This Old House
It’s news to no one that national foreclosure filings—including default notices, auction sale notices, and bank repossessions—are on the rise. Such activity jumped 9% during the first six months of 2009, compared with the previous six months, according to RealtyTrac. One in every 84 U.S. housing units received a foreclosure filing during the first six months of 2009. Those statistics, though harrowing for struggling homeowners, spell opportunity for prospective buyers. During much of last summer, nearly a third of homes sold in the U.S. were “distressed” properties. “Because so few homes are selling right now, in some cases, property can be picked up for less than 30 cents on the dollar [compared with the previous sales price],” says Michelle Francis, an agent with Tim Francis Realty in Atlanta.
Compelling as they may sound, foreclosures and short sales can present unique challenges. Francis recommends steering clear of geographic areas fraught with foreclosures. “If you look down the street and half of the homes are in foreclosure, it’s probably not a good place to buy,” she cautions. In Atlanta, for example, Francis says investors should stay away from the condo and townhome market, both of which were overbuilt during the housing boom. “It will be a long time before those markets recover,” she says, noting that a buy-and-rent strategy (for someone looking to generate income from a rental property) may not always work in such cases. “Many times, in these developments, rentals are only allowed for 25% of the total units. You could end up on a multiple-year waiting list before you can rent out your property.”
Certified distressed property expert George Durkin, a broker-manager with Las Vegas-based Realty Executives, says real estate investors who do their homework—and don’t try to time the market by looking for the perfect moment to buy—will have the best chance at success.
Rule No. 1 when buying a distressed property, Durkin says, is to ask the sellers for a due diligence period of seven days or more after making an offer. “Hire a professional home inspector, plus specialized inspectors to handle the roof, mold, pests, and other inspections to make sure the property doesn’t need any major repairs.” Why? Because you can’t be sure of the circumstances behind the former resident’s exodus. Also, foreclosures and short sales are typically sold as is and without warranties.
Figuring out exactly what you’ll pay in one of these nontraditional real estate deals is another challenge. Durkin advises buyers to work with their real estate agents to fully understand any counteroffers provided by the lenders, particularly in the case of a repo sale. “Many of these contracts are worded in ways that have the buyer paying for costs (such as property transfer taxes and other fees that the seller normally covers).
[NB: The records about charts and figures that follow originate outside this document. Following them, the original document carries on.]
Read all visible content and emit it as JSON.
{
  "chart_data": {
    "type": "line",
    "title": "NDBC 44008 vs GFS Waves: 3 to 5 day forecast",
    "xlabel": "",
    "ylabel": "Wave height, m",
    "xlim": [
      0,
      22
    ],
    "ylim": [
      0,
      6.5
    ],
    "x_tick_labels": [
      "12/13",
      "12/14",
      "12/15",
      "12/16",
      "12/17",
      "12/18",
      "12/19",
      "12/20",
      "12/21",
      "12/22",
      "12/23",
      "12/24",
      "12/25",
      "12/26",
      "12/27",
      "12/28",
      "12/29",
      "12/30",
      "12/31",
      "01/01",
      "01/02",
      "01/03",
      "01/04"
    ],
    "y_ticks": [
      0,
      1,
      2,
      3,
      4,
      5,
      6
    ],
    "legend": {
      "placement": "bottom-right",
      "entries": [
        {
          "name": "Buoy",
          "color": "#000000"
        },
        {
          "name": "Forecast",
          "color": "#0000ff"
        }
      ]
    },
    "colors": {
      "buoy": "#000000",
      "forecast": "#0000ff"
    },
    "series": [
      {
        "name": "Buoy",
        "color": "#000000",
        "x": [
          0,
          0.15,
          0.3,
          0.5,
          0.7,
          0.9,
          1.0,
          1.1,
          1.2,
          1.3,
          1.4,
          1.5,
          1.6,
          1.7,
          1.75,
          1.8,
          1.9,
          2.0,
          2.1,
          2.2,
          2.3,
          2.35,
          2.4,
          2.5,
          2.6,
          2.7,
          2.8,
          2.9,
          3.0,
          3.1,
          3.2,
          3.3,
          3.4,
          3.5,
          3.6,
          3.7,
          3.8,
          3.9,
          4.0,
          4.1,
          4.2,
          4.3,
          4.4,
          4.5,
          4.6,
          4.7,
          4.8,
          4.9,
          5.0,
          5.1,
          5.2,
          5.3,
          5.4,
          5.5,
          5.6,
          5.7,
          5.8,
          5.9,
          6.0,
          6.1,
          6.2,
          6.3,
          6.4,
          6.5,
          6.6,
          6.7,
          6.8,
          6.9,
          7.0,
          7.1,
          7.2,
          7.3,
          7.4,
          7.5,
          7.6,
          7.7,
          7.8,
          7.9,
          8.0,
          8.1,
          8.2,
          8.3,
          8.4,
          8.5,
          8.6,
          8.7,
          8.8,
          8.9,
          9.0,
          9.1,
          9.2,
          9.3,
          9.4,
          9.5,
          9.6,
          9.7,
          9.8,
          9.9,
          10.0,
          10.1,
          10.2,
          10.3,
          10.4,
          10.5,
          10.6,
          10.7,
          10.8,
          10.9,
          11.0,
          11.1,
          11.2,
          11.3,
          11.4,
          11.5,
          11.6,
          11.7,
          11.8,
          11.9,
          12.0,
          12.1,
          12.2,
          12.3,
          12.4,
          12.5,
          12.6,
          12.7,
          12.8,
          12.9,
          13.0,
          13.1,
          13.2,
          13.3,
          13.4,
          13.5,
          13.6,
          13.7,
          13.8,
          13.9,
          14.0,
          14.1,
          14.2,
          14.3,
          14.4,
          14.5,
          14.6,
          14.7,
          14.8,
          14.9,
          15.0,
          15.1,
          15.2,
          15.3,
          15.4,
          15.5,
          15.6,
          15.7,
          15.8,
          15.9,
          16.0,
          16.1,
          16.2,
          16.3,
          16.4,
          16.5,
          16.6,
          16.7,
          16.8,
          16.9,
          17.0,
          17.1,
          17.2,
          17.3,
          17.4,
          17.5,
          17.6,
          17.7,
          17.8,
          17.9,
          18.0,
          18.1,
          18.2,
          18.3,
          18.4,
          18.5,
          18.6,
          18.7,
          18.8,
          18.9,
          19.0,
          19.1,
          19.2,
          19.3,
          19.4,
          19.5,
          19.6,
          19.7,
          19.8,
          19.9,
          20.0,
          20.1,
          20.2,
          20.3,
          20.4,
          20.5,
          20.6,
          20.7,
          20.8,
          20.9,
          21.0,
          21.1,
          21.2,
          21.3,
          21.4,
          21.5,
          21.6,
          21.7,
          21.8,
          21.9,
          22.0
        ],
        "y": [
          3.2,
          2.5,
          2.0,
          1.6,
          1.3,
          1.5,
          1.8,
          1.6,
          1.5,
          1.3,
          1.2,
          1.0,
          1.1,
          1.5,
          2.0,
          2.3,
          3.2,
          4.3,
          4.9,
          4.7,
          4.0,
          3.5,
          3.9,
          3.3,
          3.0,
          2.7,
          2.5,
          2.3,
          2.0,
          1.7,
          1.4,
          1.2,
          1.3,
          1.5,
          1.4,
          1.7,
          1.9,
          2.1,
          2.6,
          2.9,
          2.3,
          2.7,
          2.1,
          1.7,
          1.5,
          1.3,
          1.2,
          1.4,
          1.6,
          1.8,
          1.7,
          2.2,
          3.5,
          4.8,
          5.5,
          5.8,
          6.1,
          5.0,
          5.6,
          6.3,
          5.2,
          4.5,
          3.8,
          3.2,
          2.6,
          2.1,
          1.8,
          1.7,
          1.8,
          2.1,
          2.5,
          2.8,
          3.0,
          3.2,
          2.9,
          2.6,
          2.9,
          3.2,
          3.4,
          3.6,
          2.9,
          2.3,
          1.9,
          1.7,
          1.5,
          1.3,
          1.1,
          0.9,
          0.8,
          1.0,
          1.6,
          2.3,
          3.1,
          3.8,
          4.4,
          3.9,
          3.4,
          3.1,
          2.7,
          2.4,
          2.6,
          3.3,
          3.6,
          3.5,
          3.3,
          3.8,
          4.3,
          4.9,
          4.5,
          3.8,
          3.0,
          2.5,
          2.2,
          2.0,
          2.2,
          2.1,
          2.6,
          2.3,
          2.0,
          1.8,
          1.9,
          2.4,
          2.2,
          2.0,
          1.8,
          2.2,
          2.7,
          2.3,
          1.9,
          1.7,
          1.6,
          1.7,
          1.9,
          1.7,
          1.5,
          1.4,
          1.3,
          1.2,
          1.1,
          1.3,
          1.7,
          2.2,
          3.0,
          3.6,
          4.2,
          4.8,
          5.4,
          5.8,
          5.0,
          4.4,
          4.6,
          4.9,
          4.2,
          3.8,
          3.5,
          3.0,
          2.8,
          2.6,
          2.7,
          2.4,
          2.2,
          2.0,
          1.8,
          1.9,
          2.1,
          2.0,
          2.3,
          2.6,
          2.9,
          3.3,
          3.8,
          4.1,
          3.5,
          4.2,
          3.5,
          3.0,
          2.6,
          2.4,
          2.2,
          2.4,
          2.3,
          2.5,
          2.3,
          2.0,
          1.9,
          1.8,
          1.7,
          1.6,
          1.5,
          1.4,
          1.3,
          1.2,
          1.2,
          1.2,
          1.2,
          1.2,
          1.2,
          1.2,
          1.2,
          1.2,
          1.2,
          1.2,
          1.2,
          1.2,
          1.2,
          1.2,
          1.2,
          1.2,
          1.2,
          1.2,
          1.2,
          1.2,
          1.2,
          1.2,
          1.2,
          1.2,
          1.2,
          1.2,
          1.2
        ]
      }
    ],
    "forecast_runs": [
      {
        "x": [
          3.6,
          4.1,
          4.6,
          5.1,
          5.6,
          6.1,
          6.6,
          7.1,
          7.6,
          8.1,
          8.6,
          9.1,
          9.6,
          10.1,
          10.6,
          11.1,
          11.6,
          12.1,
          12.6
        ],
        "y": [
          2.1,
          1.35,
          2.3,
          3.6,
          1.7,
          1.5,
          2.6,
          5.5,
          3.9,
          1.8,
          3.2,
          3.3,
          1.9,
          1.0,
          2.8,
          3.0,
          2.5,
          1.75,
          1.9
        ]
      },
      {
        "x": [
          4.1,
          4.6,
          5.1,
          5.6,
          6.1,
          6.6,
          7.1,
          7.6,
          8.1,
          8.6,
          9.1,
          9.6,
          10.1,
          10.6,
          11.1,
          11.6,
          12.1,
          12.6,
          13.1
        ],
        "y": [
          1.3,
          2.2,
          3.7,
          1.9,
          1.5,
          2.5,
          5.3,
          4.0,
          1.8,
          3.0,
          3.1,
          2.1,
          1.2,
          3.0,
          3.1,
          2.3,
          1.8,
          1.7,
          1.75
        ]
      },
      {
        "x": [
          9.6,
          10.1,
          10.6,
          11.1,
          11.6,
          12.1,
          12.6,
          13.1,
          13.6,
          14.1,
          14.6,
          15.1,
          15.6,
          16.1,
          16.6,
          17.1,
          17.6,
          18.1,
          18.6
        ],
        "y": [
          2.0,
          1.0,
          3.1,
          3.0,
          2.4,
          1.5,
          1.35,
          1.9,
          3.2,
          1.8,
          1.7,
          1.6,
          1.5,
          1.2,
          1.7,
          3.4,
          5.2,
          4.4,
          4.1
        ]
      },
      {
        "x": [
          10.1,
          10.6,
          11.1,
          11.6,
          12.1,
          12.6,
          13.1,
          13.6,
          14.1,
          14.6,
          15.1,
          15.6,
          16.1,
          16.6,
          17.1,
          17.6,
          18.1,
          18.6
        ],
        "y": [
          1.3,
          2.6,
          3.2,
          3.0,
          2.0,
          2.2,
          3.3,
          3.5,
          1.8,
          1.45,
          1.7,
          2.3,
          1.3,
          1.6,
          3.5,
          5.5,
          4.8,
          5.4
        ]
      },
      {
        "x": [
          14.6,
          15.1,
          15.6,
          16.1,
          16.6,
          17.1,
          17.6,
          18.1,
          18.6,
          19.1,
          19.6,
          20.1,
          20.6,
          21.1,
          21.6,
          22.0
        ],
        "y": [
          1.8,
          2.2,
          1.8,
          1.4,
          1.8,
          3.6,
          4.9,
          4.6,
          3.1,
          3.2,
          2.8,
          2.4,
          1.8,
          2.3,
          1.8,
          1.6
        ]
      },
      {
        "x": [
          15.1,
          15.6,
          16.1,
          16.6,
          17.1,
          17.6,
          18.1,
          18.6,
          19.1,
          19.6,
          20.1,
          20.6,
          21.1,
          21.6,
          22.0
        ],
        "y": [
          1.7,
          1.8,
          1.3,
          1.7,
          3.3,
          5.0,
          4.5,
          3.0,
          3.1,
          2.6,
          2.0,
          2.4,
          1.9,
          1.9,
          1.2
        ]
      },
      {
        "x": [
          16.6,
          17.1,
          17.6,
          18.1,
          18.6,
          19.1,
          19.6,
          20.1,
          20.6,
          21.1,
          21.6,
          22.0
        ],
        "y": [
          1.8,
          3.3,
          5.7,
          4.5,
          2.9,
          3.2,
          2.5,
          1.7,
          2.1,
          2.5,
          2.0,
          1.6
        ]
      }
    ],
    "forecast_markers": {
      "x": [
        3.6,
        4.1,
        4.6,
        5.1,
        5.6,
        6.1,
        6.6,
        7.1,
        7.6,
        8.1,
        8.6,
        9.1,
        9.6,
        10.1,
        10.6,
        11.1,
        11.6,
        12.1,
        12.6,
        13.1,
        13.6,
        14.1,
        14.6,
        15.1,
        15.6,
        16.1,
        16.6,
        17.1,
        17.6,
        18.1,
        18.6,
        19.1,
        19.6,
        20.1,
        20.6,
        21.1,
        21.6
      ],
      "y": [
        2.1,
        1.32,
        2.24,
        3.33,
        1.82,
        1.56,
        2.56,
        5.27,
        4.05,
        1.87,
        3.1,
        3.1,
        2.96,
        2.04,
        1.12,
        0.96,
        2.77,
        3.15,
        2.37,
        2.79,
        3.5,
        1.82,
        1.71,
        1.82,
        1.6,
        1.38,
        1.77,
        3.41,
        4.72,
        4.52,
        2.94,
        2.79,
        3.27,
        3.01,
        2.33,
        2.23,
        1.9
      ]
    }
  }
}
That may not seem obvious at first glance,” Durkin warns. “Careful attention should be paid to what closing costs are going to be paid and timelines associated with the transaction closing.”
As with any type of investment, it’s best to speak with a financial planner, accountant, or other professionals before jumping into the distressed real estate market, especially if this is your first time. Go into the market with a long-term view. Flipping properties for a quick profit is a thing of the past. Poteat, who has been living in his new home since February, advises anyone looking to purchase a distressed property to line up a good real estate agent and reputable mortgage lender. “With short sales and foreclosures you’re going to deal with more headaches than you would with a traditional deal,” he explains. “You want people on your side that will go to bat for you and help you win.”
The Do’s and Don’ts of Buying Distressed Properties
DO work with a real estate agent who has experience with distressed property sales.
DON’T buy property in a neighborhood that has foreclosure signs in almost every yard.
DO look for homes that have already been vacated.
DON’T be drawn in by super-low prices; the cheapest properties may present the greatest challenges.
DO – immediately after you make an offer – hire multiple inspectors to thoroughly assess the home.